MSR had long pitted planetary scientists against each other, as fears grew that its ballooning cost—which rose to $11 billion in 2024—would consume far too much of NASA’s science budget. That led to repeated threats of cancellation from Congress, only for the program to survive in a more limited form while NASA reworked its plans. The agency’s final proposal for the mission, released in January 2025, would have brought its cost back down to $7 billion, closer to earlier estimates. But even that price tag was too high, with other NASA science missions struggling with cost overruns.

The failing U.S. commitment to returning the Perseverance samples has ramifications beyond the United States. MSR was meant to be a joint project with the European Space Agency (ESA), which would provide a spacecraft to catch a container holding the rock samples after it was rocketed off the martian surface. This “Earth Return Orbiter” would then carry the rocks back to our planet. ESA has already done much work on the spacecraft, and it indicated late last year that the project could now be reworked into a standalone mission to study martian geology from orbit. That could potentially add to MSR’s price tag if the mission was eventually revived, should the ESA craft no longer be available.

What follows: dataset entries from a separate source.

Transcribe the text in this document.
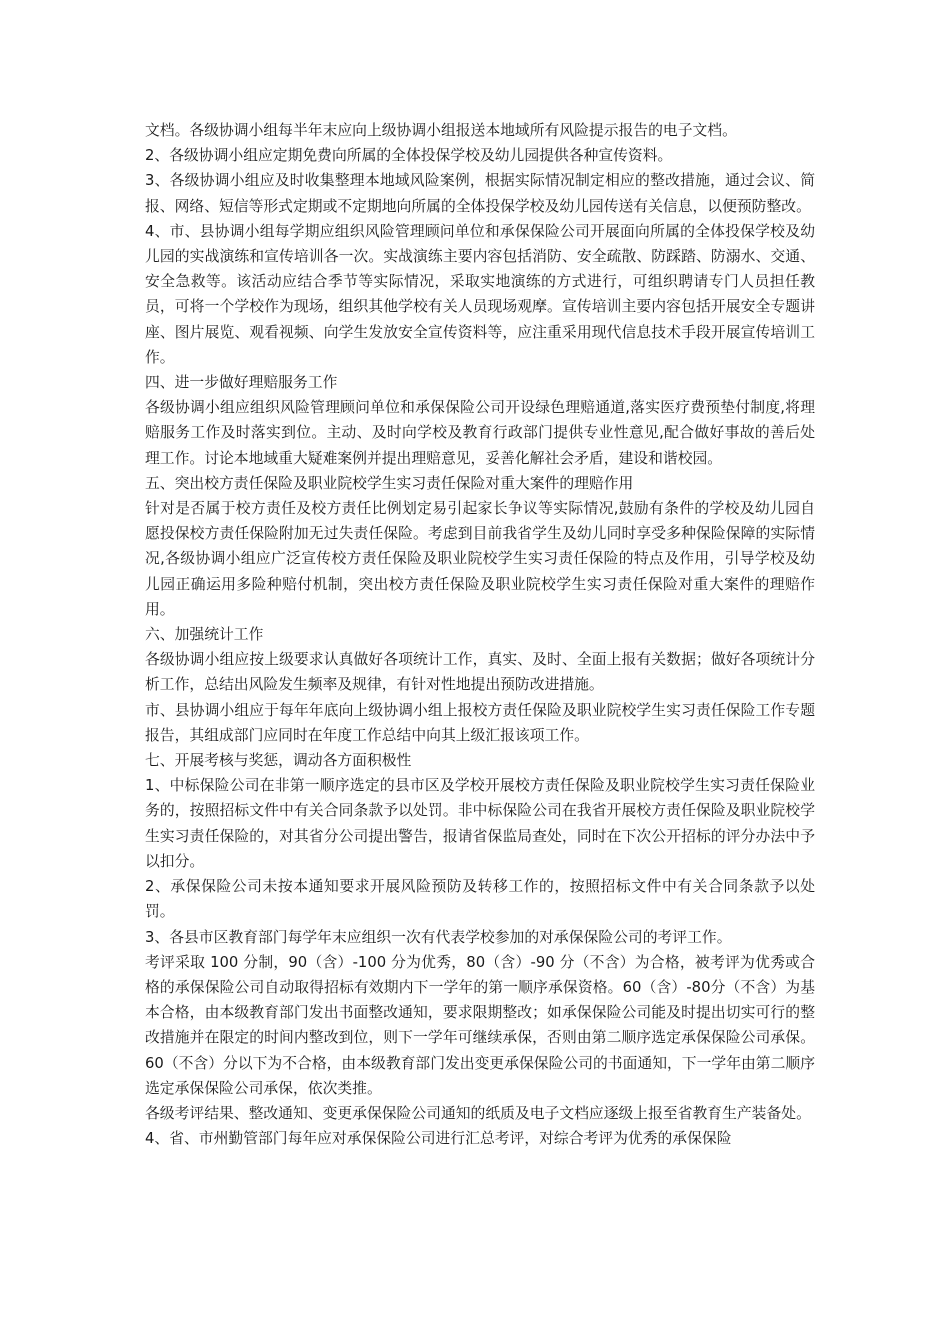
文档。各级协调小组每半年末应向上级协调小组报送本地域所有风险提示报告的电子文档。

2、各级协调小组应定期免费向所属的全体投保学校及幼儿园提供各种宣传资料。

3、各级协调小组应及时收集整理本地域风险案例，根据实际情况制定相应的整改措施，通过会议、简报、网络、短信等形式定期或不定期地向所属的全体投保学校及幼儿园传送有关信息，以便预防整改。

4、市、县协调小组每学期应组织风险管理顾问单位和承保保险公司开展面向所属的全体投保学校及幼儿园的实战演练和宣传培训各一次。实战演练主要内容包括消防、安全疏散、防踩踏、防溺水、交通、安全急救等。该活动应结合季节等实际情况，采取实地演练的方式进行，可组织聘请专门人员担任教员，可将一个学校作为现场，组织其他学校有关人员现场观摩。宣传培训主要内容包括开展安全专题讲座、图片展览、观看视频、向学生发放安全宣传资料等，应注重采用现代信息技术手段开展宣传培训工作。

四、进一步做好理赔服务工作

各级协调小组应组织风险管理顾问单位和承保保险公司开设绿色理赔通道,落实医疗费预垫付制度,将理赔服务工作及时落实到位。主动、及时向学校及教育行政部门提供专业性意见,配合做好事故的善后处理工作。讨论本地域重大疑难案例并提出理赔意见，妥善化解社会矛盾，建设和谐校园。

五、突出校方责任保险及职业院校学生实习责任保险对重大案件的理赔作用

针对是否属于校方责任及校方责任比例划定易引起家长争议等实际情况,鼓励有条件的学校及幼儿园自愿投保校方责任保险附加无过失责任保险。考虑到目前我省学生及幼儿同时享受多种保险保障的实际情况,各级协调小组应广泛宣传校方责任保险及职业院校学生实习责任保险的特点及作用，引导学校及幼儿园正确运用多险种赔付机制，突出校方责任保险及职业院校学生实习责任保险对重大案件的理赔作用。

六、加强统计工作

各级协调小组应按上级要求认真做好各项统计工作，真实、及时、全面上报有关数据；做好各项统计分析工作，总结出风险发生频率及规律，有针对性地提出预防改进措施。

市、县协调小组应于每年年底向上级协调小组上报校方责任保险及职业院校学生实习责任保险工作专题报告，其组成部门应同时在年度工作总结中向其上级汇报该项工作。

七、开展考核与奖惩，调动各方面积极性

1、中标保险公司在非第一顺序选定的县市区及学校开展校方责任保险及职业院校学生实习责任保险业务的，按照招标文件中有关合同条款予以处罚。非中标保险公司在我省开展校方责任保险及职业院校学生实习责任保险的，对其省分公司提出警告，报请省保监局查处，同时在下次公开招标的评分办法中予以扣分。

2、承保保险公司未按本通知要求开展风险预防及转移工作的，按照招标文件中有关合同条款予以处罚。

3、各县市区教育部门每学年末应组织一次有代表学校参加的对承保保险公司的考评工作。

考评采取 100 分制，90（含）-100 分为优秀，80（含）-90 分（不含）为合格，被考评为优秀或合格的承保保险公司自动取得招标有效期内下一学年的第一顺序承保资格。60（含）-80分（不含）为基本合格，由本级教育部门发出书面整改通知，要求限期整改；如承保保险公司能及时提出切实可行的整改措施并在限定的时间内整改到位，则下一学年可继续承保，否则由第二顺序选定承保保险公司承保。60（不含）分以下为不合格，由本级教育部门发出变更承保保险公司的书面通知，下一学年由第二顺序选定承保保险公司承保，依次类推。

各级考评结果、整改通知、变更承保保险公司通知的纸质及电子文档应逐级上报至省教育生产装备处。

4、省、市州勤管部门每年应对承保保险公司进行汇总考评，对综合考评为优秀的承保保险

The faltering plans for MSR come as the scientific value of the rocks collected by Perseverance has grown. In 2024, the rover discovered what many researchers believe could be the best potential evidence for past life on the planet. Drilled out of a dry riverbed spilling into Jezero Crater, the ancient lake the rover has explored since its arrival in 2021, the Cheyava Falls sample contains mineral deposits called “leopard spots” that resemble traces typically left by microbes on Earth. But whether life created the features is impossible to say without getting the sample into labs on Earth. “A rock with a potential biosignature is awaiting return now, and other rocks hold breakthrough discoveries,” says Bethany Ehlmann, a planetary scientist at the University of Colorado Boulder.

Abandoning the effort would signal a loss of U.S. leadership, especially at a time when China is building its own sample-return program to Mars, says Philip Christensen, a planetary scientist at Arizona State University. “The science return from MSR [would] be exceptional and would provide the scientific and engineering foundation for sending humans to Mars.”

There are also pressing, practical questions about what NASA will do with the remaining time available to Perseverance, which is nearing 5 years of exploration and has nearly finished stocking its sample tubes, Hamilton says. “We’d really like to hear from NASA sooner than later that they will work with the community on a plan to get these samples.”